A 2019 video about the mystery of Pan Am flight 914 has garnered over 22 million views. It generated renewed interest in a conspiracy theory that’s been around for nearly 40 years about a flight from New York to Miami on July 2, 1955 with 57 passengers and six crewmembers on board the Douglas DC-4.
Miami radar showed no approaching aircraft, and nobody received a distress call, but the story is that the flight disappeared from radar without any contact. While it was believed to have crashed in the Atlantic, the story goes, 37 years later it appeared from out of nowhere on radar approaching the Caracas airport.
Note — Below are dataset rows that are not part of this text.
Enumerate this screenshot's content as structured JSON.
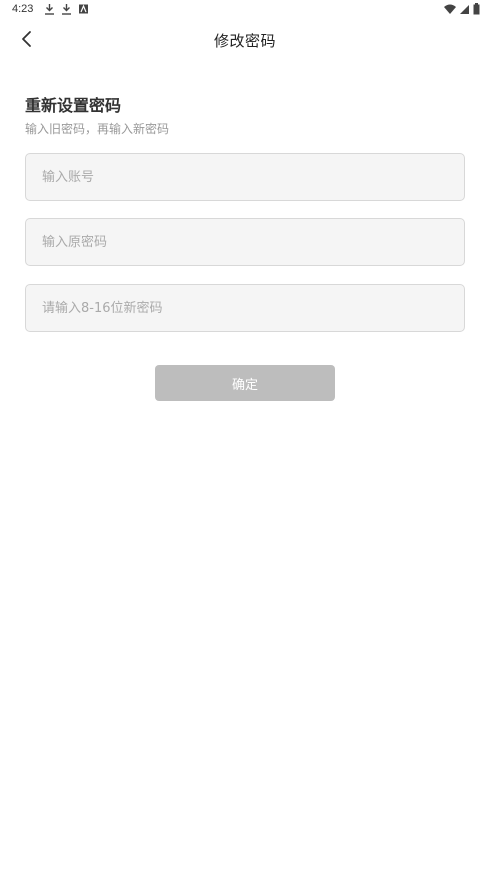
{
  "status_bar": {
    "time": "4:23",
    "left_icons": [
      "download-icon",
      "download-icon",
      "notification-a-icon"
    ],
    "right_icons": [
      "wifi-icon",
      "signal-icon",
      "battery-icon"
    ]
  },
  "header": {
    "back_icon": "chevron-left-icon",
    "title": "修改密码"
  },
  "form": {
    "heading": "重新设置密码",
    "subtitle": "输入旧密码，再输入新密码",
    "account_placeholder": "输入账号",
    "old_password_placeholder": "输入原密码",
    "new_password_placeholder": "请输入8-16位新密码",
    "confirm_label": "确定"
  },
  "colors": {
    "button_disabled": "#bdbdbd",
    "input_bg": "#f5f5f5",
    "input_border": "#d8d8d8",
    "placeholder": "#aaaaaa",
    "subtitle": "#999999"
  }
}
According to the video, when the pilot landed he was asked if he knew it was… 1992? And the pilot simply taxied out and took off. The plane vanished. And it’s over 7 minutes into the video before any skepticism is offered about the story.
In one version the pilot,
dropped a small calendar out the window before he made a hasty turn back to the runway, where he took off and disappeared as suddenly as he had arrived. And the calendar? Did he drop it accidentally? Or does it hold the secret to what happened? What exactly did it say?
We might never know. The governments of both Venezuela and the United States, the story goes, were said to have seized the calendar and the tower tapes and have refused to comment on the incident even once in the intervening decades.
And in another the passengers actually returned to their homes, not having aged at all.
The problem? People don’t watch the video of this story past 7 of the 9 minutes, and so come away thinking there was a Pan Am 914 that went missing. The story was first covered multiple times, over the course of several years, in… the Weekly World News.
And there was no such flight. Oh, and that it’s basically the Twilight Zone episode Odyssey of Flight 33. The Weekly World News even gave a nod to the Rod Serling classic.